If you have flu symptoms, test positive for flu, or even suspect you may have been exposed to someone who’s sick, put as much space as possible between you and the people you live with (and have others do the same if the flu is on the other foot, so to speak). If there’s a bedroom or other spare room available, that’s ideal, especially if someone is able to deliver meals and other must-haves.

At the very least, advises Dr. Hoaglin, stay away from common areas for at least three or four days, when the virus is most contagious.

3. Designate a Caregiver

If a small child, elderly person, or someone else who needs to be cared for has flu, pick one person for the job. That will limit the number of people who come in contact with the virus and cut the risk of it spreading.

Whoever the designated caregiver turns out to be, it’s important they take every precaution to protect themselves — even if they’ve already had the flu. “I’ve been surprised by the number of people who catch the flu more than once in a season,” says Dr. Purdy.

4. Gear Up

As with the COVID virus, one of most effective ways to prevent the spread of influenza is by wearing a mask — preferably an N95 mask, advises Michael Roizen, MD, chief wellness officer emeritus at Cleveland Clinic in Ohio. That goes for anyone who is sick, to keep their viral droplets out of the air, and for those who are well, to shield themselves.

If you’re caring for a child or someone else who has flu, slipping on disposable gloves is a good idea too, as it will lower the risk of picking up the virus with your fingers and then touching your eyes, mouth, or nose.

5. Clear the Air

Proper ventilation of common spaces and individual rooms is important, says Hoaglin. Whether you crack a few windows or plug in an air purifier, it can help reduce the volume of infectious particles in the air.

Consider doing this even before someone comes home sick, as well as when you have a gathering of people.

6. Keep Things Clean

The flu virus can live on hard surfaces for up to 48 hours, meaning everything from countertops, doorknobs, and cell phones to TV remotes, drinkware, and eating utensils —especially those touched or used by someone who’s ill.

Make use of disinfectant wipes, sprays, and other cleaning solutions that contain hydrogen peroxide, chlorine, and/or alcohol, which can kill germs immediately and on contact. Stash alcohol-based cleaners throughout your home so they’re handy for everyone, suggests Hoaglin.

7. Trash the Virus

Studies show the influenza virus can survive for 8 to 12 hours on cloth and paper.

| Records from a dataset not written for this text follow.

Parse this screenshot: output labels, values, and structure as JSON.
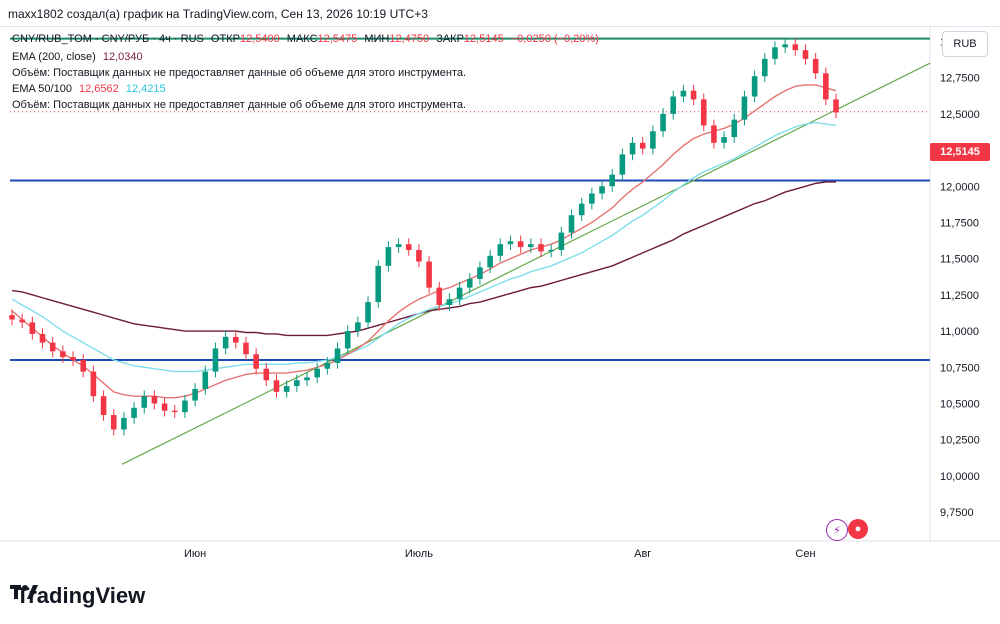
{
  "caption": "maxx1802 создал(а) график на TradingView.com, Сен 13, 2026 10:19 UTC+3",
  "header": {
    "symbol_line": "CNY/RUB_TOM - CNY/РУБ · 4ч · RUS",
    "open_label": "ОТКР",
    "open_value": "12,5400",
    "high_label": "МАКС",
    "high_value": "12,5475",
    "low_label": "МИН",
    "low_value": "12,4750",
    "close_label": "ЗАКР",
    "close_value": "12,5145",
    "change": "−0,0250 (−0,20%)",
    "currency_button": "RUB"
  },
  "indicators": {
    "ema200_label": "EMA (200, close)",
    "ema200_value": "12,0340",
    "volume_notice_1": "Объём: Поставщик данных не предоставляет данные об объеме для этого инструмента.",
    "ema50_100_label": "EMA 50/100",
    "ema50_value": "12,6562",
    "ema100_value": "12,4215",
    "volume_notice_2": "Объём: Поставщик данных не предоставляет данные об объеме для этого инструмента."
  },
  "last_price_tag": "12,5145",
  "footer": {
    "brand": "TradingView",
    "logo_icon": "tradingview-logo-icon"
  },
  "colors": {
    "up": "#089981",
    "down": "#f23645",
    "ema50": "#e57373",
    "ema100": "#80deea",
    "ema200": "#6d1b3b",
    "hline": "#1e4bb8",
    "trend": "#66a84a",
    "top_line": "#1b8a6b"
  },
  "chart_data": {
    "type": "candlestick",
    "y_axis_labels": [
      "13,0000",
      "12,7500",
      "12,5000",
      "12,2500",
      "12,0000",
      "11,7500",
      "11,5000",
      "11,2500",
      "11,0000",
      "10,7500",
      "10,5000",
      "10,2500",
      "10,0000",
      "9,7500"
    ],
    "ylim": [
      9.55,
      13.1
    ],
    "x_axis_labels": [
      "Июн",
      "Июль",
      "Авг",
      "Сен"
    ],
    "horizontal_levels": [
      13.02,
      12.04,
      10.8
    ],
    "last_price": 12.5145,
    "trendline": [
      [
        0.0,
        10.08
      ],
      [
        1.0,
        12.85
      ]
    ],
    "closes": [
      11.08,
      11.06,
      10.98,
      10.92,
      10.86,
      10.82,
      10.8,
      10.72,
      10.55,
      10.42,
      10.32,
      10.4,
      10.47,
      10.55,
      10.5,
      10.45,
      10.44,
      10.52,
      10.6,
      10.72,
      10.88,
      10.96,
      10.92,
      10.84,
      10.74,
      10.66,
      10.58,
      10.62,
      10.66,
      10.68,
      10.74,
      10.78,
      10.88,
      11.0,
      11.06,
      11.2,
      11.45,
      11.58,
      11.6,
      11.56,
      11.48,
      11.3,
      11.18,
      11.22,
      11.3,
      11.36,
      11.44,
      11.52,
      11.6,
      11.62,
      11.58,
      11.6,
      11.55,
      11.56,
      11.68,
      11.8,
      11.88,
      11.95,
      12.0,
      12.08,
      12.22,
      12.3,
      12.26,
      12.38,
      12.5,
      12.62,
      12.66,
      12.6,
      12.42,
      12.3,
      12.34,
      12.46,
      12.62,
      12.76,
      12.88,
      12.96,
      12.98,
      12.94,
      12.88,
      12.78,
      12.6,
      12.51
    ],
    "ema50": [
      11.14,
      11.08,
      11.02,
      10.96,
      10.9,
      10.85,
      10.8,
      10.76,
      10.7,
      10.64,
      10.58,
      10.56,
      10.55,
      10.55,
      10.55,
      10.54,
      10.54,
      10.55,
      10.57,
      10.6,
      10.63,
      10.66,
      10.68,
      10.7,
      10.71,
      10.71,
      10.71,
      10.71,
      10.72,
      10.73,
      10.75,
      10.77,
      10.8,
      10.84,
      10.88,
      10.93,
      11.0,
      11.07,
      11.13,
      11.18,
      11.22,
      11.25,
      11.28,
      11.3,
      11.33,
      11.36,
      11.39,
      11.43,
      11.47,
      11.5,
      11.53,
      11.56,
      11.58,
      11.6,
      11.63,
      11.67,
      11.71,
      11.75,
      11.8,
      11.85,
      11.92,
      11.98,
      12.03,
      12.09,
      12.15,
      12.22,
      12.28,
      12.33,
      12.36,
      12.38,
      12.4,
      12.43,
      12.47,
      12.52,
      12.57,
      12.62,
      12.66,
      12.69,
      12.7,
      12.7,
      12.68,
      12.66
    ],
    "ema100": [
      11.22,
      11.18,
      11.14,
      11.1,
      11.05,
      11.0,
      10.96,
      10.92,
      10.88,
      10.84,
      10.8,
      10.78,
      10.76,
      10.75,
      10.74,
      10.73,
      10.72,
      10.72,
      10.72,
      10.73,
      10.74,
      10.75,
      10.76,
      10.77,
      10.77,
      10.77,
      10.77,
      10.77,
      10.78,
      10.78,
      10.79,
      10.8,
      10.82,
      10.84,
      10.87,
      10.9,
      10.95,
      11.0,
      11.05,
      11.09,
      11.12,
      11.15,
      11.17,
      11.19,
      11.21,
      11.24,
      11.27,
      11.3,
      11.33,
      11.36,
      11.38,
      11.41,
      11.43,
      11.45,
      11.48,
      11.51,
      11.54,
      11.58,
      11.62,
      11.66,
      11.71,
      11.76,
      11.8,
      11.85,
      11.9,
      11.96,
      12.01,
      12.06,
      12.1,
      12.13,
      12.16,
      12.19,
      12.23,
      12.27,
      12.31,
      12.35,
      12.38,
      12.41,
      12.43,
      12.44,
      12.43,
      12.42
    ],
    "ema200": [
      11.28,
      11.27,
      11.25,
      11.23,
      11.21,
      11.19,
      11.17,
      11.15,
      11.13,
      11.11,
      11.09,
      11.07,
      11.05,
      11.04,
      11.03,
      11.02,
      11.01,
      11.0,
      11.0,
      11.0,
      11.0,
      11.0,
      11.0,
      10.99,
      10.99,
      10.98,
      10.98,
      10.97,
      10.97,
      10.97,
      10.97,
      10.97,
      10.98,
      10.99,
      11.0,
      11.02,
      11.04,
      11.06,
      11.08,
      11.1,
      11.12,
      11.14,
      11.15,
      11.16,
      11.17,
      11.19,
      11.2,
      11.22,
      11.24,
      11.26,
      11.28,
      11.3,
      11.31,
      11.33,
      11.35,
      11.37,
      11.39,
      11.41,
      11.43,
      11.45,
      11.48,
      11.51,
      11.54,
      11.57,
      11.6,
      11.63,
      11.67,
      11.7,
      11.73,
      11.76,
      11.79,
      11.82,
      11.85,
      11.88,
      11.9,
      11.93,
      11.96,
      11.98,
      12.0,
      12.02,
      12.03,
      12.03
    ]
  }
}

Consider a temporary switch from hand towels and dishcloths to single-use paper products.

Then take care to dispose of used paper products promptly by tossing them into a trashcan, preferably one lined with a plastic bag, and don’t set them down anywhere or let them come in contact with someone else.

8. Do an Immune System Boost

Some simple ways to help fight off infection are also healthy lifestyle measures. One is to stay well-hydrated, which supports the circulatory system in delivering nutrients to organs throughout the body and to remove waste products — including potentially infectious microbes.

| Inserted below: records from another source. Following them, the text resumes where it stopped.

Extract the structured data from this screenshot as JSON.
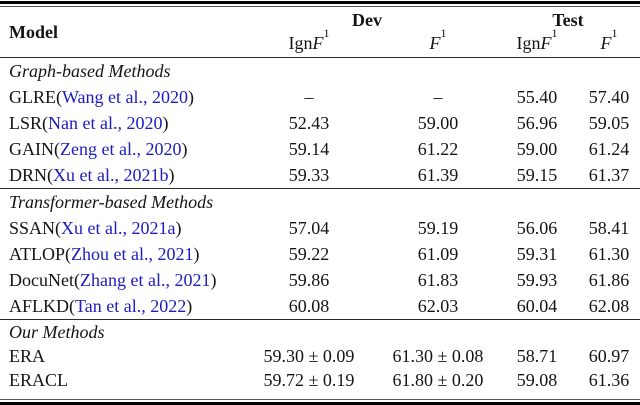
{
  "colors": {
    "citation_blue": "#1c1cc0",
    "text": "#141414",
    "background": "#ffffff"
  },
  "table": {
    "header": {
      "model_label": "Model",
      "groups": [
        {
          "label": "Dev"
        },
        {
          "label": "Test"
        }
      ],
      "subcolumns": [
        {
          "prefix": "Ign ",
          "symbol": "F",
          "subscript": "1"
        },
        {
          "prefix": "",
          "symbol": "F",
          "subscript": "1"
        },
        {
          "prefix": "Ign ",
          "symbol": "F",
          "subscript": "1"
        },
        {
          "prefix": "",
          "symbol": "F",
          "subscript": "1"
        }
      ]
    },
    "sections": [
      {
        "header": "Graph-based Methods",
        "rows": [
          {
            "name": "GLRE",
            "cite_open": "(",
            "cite": "Wang et al., 2020",
            "cite_close": ")",
            "values": [
              "–",
              "–",
              "55.40",
              "57.40"
            ]
          },
          {
            "name": "LSR",
            "cite_open": "(",
            "cite": "Nan et al., 2020",
            "cite_close": ")",
            "values": [
              "52.43",
              "59.00",
              "56.96",
              "59.05"
            ]
          },
          {
            "name": "GAIN",
            "cite_open": "(",
            "cite": "Zeng et al., 2020",
            "cite_close": ")",
            "values": [
              "59.14",
              "61.22",
              "59.00",
              "61.24"
            ]
          },
          {
            "name": "DRN",
            "cite_open": "(",
            "cite": "Xu et al., 2021b",
            "cite_close": ")",
            "values": [
              "59.33",
              "61.39",
              "59.15",
              "61.37"
            ]
          }
        ]
      },
      {
        "header": "Transformer-based Methods",
        "rows": [
          {
            "name": "SSAN",
            "cite_open": "(",
            "cite": "Xu et al., 2021a",
            "cite_close": ")",
            "values": [
              "57.04",
              "59.19",
              "56.06",
              "58.41"
            ]
          },
          {
            "name": "ATLOP",
            "cite_open": "(",
            "cite": "Zhou et al., 2021",
            "cite_close": ")",
            "values": [
              "59.22",
              "61.09",
              "59.31",
              "61.30"
            ]
          },
          {
            "name": "DocuNet",
            "cite_open": "(",
            "cite": "Zhang et al., 2021",
            "cite_close": ")",
            "values": [
              "59.86",
              "61.83",
              "59.93",
              "61.86"
            ]
          },
          {
            "name": "AFLKD",
            "cite_open": "(",
            "cite": "Tan et al., 2022",
            "cite_close": ")",
            "values": [
              "60.08",
              "62.03",
              "60.04",
              "62.08"
            ]
          }
        ]
      },
      {
        "header": "Our Methods",
        "rows": [
          {
            "name": "ERA",
            "cite_open": "",
            "cite": "",
            "cite_close": "",
            "values": [
              "59.30 ± 0.09",
              "61.30 ± 0.08",
              "58.71",
              "60.97"
            ]
          },
          {
            "name": "ERACL",
            "cite_open": "",
            "cite": "",
            "cite_close": "",
            "values": [
              "59.72 ± 0.19",
              "61.80 ± 0.20",
              "59.08",
              "61.36"
            ]
          }
        ]
      }
    ]
  }
}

The U.S. National Academies of Sciences, Engineering, and Medicine recommends males get about 15.5 cups of fluid each day and females get 11.5 cups. Not all fluid needs to be water, according to the Mayo Clinic. Non-caloric beverages, including coffee and tea, count too, as do juicy fruits and veggies and fluid-based foods such as soup.

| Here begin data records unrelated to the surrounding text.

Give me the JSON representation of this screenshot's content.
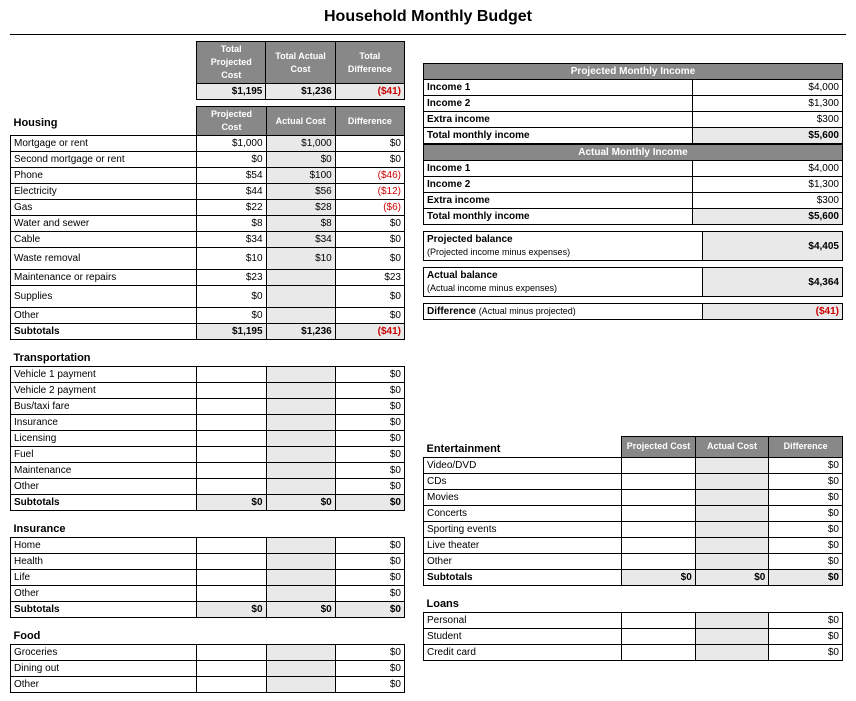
{
  "title": "Household Monthly Budget",
  "summary": {
    "headers": [
      "Total Projected Cost",
      "Total Actual Cost",
      "Total Difference"
    ],
    "values": [
      "$1,195",
      "$1,236",
      "($41)"
    ],
    "neg": [
      false,
      false,
      true
    ]
  },
  "col_headers": [
    "Projected Cost",
    "Actual Cost",
    "Difference"
  ],
  "housing": {
    "title": "Housing",
    "rows": [
      {
        "l": "Mortgage or rent",
        "p": "$1,000",
        "a": "$1,000",
        "d": "$0"
      },
      {
        "l": "Second mortgage or rent",
        "p": "$0",
        "a": "$0",
        "d": "$0"
      },
      {
        "l": "Phone",
        "p": "$54",
        "a": "$100",
        "d": "($46)",
        "neg": true
      },
      {
        "l": "Electricity",
        "p": "$44",
        "a": "$56",
        "d": "($12)",
        "neg": true
      },
      {
        "l": "Gas",
        "p": "$22",
        "a": "$28",
        "d": "($6)",
        "neg": true
      },
      {
        "l": "Water and sewer",
        "p": "$8",
        "a": "$8",
        "d": "$0"
      },
      {
        "l": "Cable",
        "p": "$34",
        "a": "$34",
        "d": "$0"
      },
      {
        "l": "Waste removal",
        "p": "$10",
        "a": "$10",
        "d": "$0",
        "tall": true
      },
      {
        "l": "Maintenance or repairs",
        "p": "$23",
        "a": "",
        "d": "$23"
      },
      {
        "l": "Supplies",
        "p": "$0",
        "a": "",
        "d": "$0",
        "tall": true
      },
      {
        "l": "Other",
        "p": "$0",
        "a": "",
        "d": "$0"
      }
    ],
    "subtotal": {
      "l": "Subtotals",
      "p": "$1,195",
      "a": "$1,236",
      "d": "($41)",
      "neg": true
    }
  },
  "transport": {
    "title": "Transportation",
    "rows": [
      {
        "l": "Vehicle 1 payment",
        "d": "$0"
      },
      {
        "l": "Vehicle 2 payment",
        "d": "$0"
      },
      {
        "l": "Bus/taxi fare",
        "d": "$0"
      },
      {
        "l": "Insurance",
        "d": "$0"
      },
      {
        "l": "Licensing",
        "d": "$0"
      },
      {
        "l": "Fuel",
        "d": "$0"
      },
      {
        "l": "Maintenance",
        "d": "$0"
      },
      {
        "l": "Other",
        "d": "$0"
      }
    ],
    "subtotal": {
      "l": "Subtotals",
      "p": "$0",
      "a": "$0",
      "d": "$0"
    }
  },
  "insurance": {
    "title": "Insurance",
    "rows": [
      {
        "l": "Home",
        "d": "$0"
      },
      {
        "l": "Health",
        "d": "$0"
      },
      {
        "l": "Life",
        "d": "$0"
      },
      {
        "l": "Other",
        "d": "$0"
      }
    ],
    "subtotal": {
      "l": "Subtotals",
      "p": "$0",
      "a": "$0",
      "d": "$0"
    }
  },
  "food": {
    "title": "Food",
    "rows": [
      {
        "l": "Groceries",
        "d": "$0"
      },
      {
        "l": "Dining out",
        "d": "$0"
      },
      {
        "l": "Other",
        "d": "$0"
      }
    ]
  },
  "proj_income": {
    "title": "Projected Monthly Income",
    "rows": [
      {
        "l": "Income 1",
        "v": "$4,000"
      },
      {
        "l": "Income 2",
        "v": "$1,300"
      },
      {
        "l": "Extra income",
        "v": "$300"
      }
    ],
    "total": {
      "l": "Total monthly income",
      "v": "$5,600"
    }
  },
  "actual_income": {
    "title": "Actual Monthly Income",
    "rows": [
      {
        "l": "Income 1",
        "v": "$4,000"
      },
      {
        "l": "Income 2",
        "v": "$1,300"
      },
      {
        "l": "Extra income",
        "v": "$300"
      }
    ],
    "total": {
      "l": "Total monthly income",
      "v": "$5,600"
    }
  },
  "balances": [
    {
      "l1": "Projected balance",
      "l2": "(Projected income minus expenses)",
      "v": "$4,405"
    },
    {
      "l1": "Actual balance",
      "l2": "(Actual income minus expenses)",
      "v": "$4,364"
    },
    {
      "l1": "Difference",
      "l2": "(Actual minus projected)",
      "v": "($41)",
      "neg": true,
      "inline": true
    }
  ],
  "entertainment": {
    "title": "Entertainment",
    "rows": [
      {
        "l": "Video/DVD",
        "d": "$0"
      },
      {
        "l": "CDs",
        "d": "$0"
      },
      {
        "l": "Movies",
        "d": "$0"
      },
      {
        "l": "Concerts",
        "d": "$0"
      },
      {
        "l": "Sporting events",
        "d": "$0"
      },
      {
        "l": "Live theater",
        "d": "$0"
      },
      {
        "l": "Other",
        "d": "$0"
      }
    ],
    "subtotal": {
      "l": "Subtotals",
      "p": "$0",
      "a": "$0",
      "d": "$0"
    }
  },
  "loans": {
    "title": "Loans",
    "rows": [
      {
        "l": "Personal",
        "d": "$0"
      },
      {
        "l": "Student",
        "d": "$0"
      },
      {
        "l": "Credit card",
        "d": "$0"
      }
    ]
  }
}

Vitamin C may help as well. Although the once-popular theory that high doses of C may help prevent or cure the common cold has never been proven, there is evidence C may be able to kill influenza A and other viruses. And it can never hurt to include plenty of C-rich foods in your diet: citrus fruits, bell peppers, strawberries, tomatoes, white potatoes, and broccoli, cabbage, and other cruciferous vegetables.

Consider (carefully) catching some rays as well, to boost your intake of vitamin D, which plays a key role in shoring up the immune system. The National Institutes of Health advises wearing sunscreen with an SPF of at least 15 if you’re in the sun longer than a few minutes, and eating plenty of D-dense foods, such as fortified dairy products, fatty fish, and even mushrooms: Sometimes the fungi are exposed the ultraviolet light to boost their vitamin D content.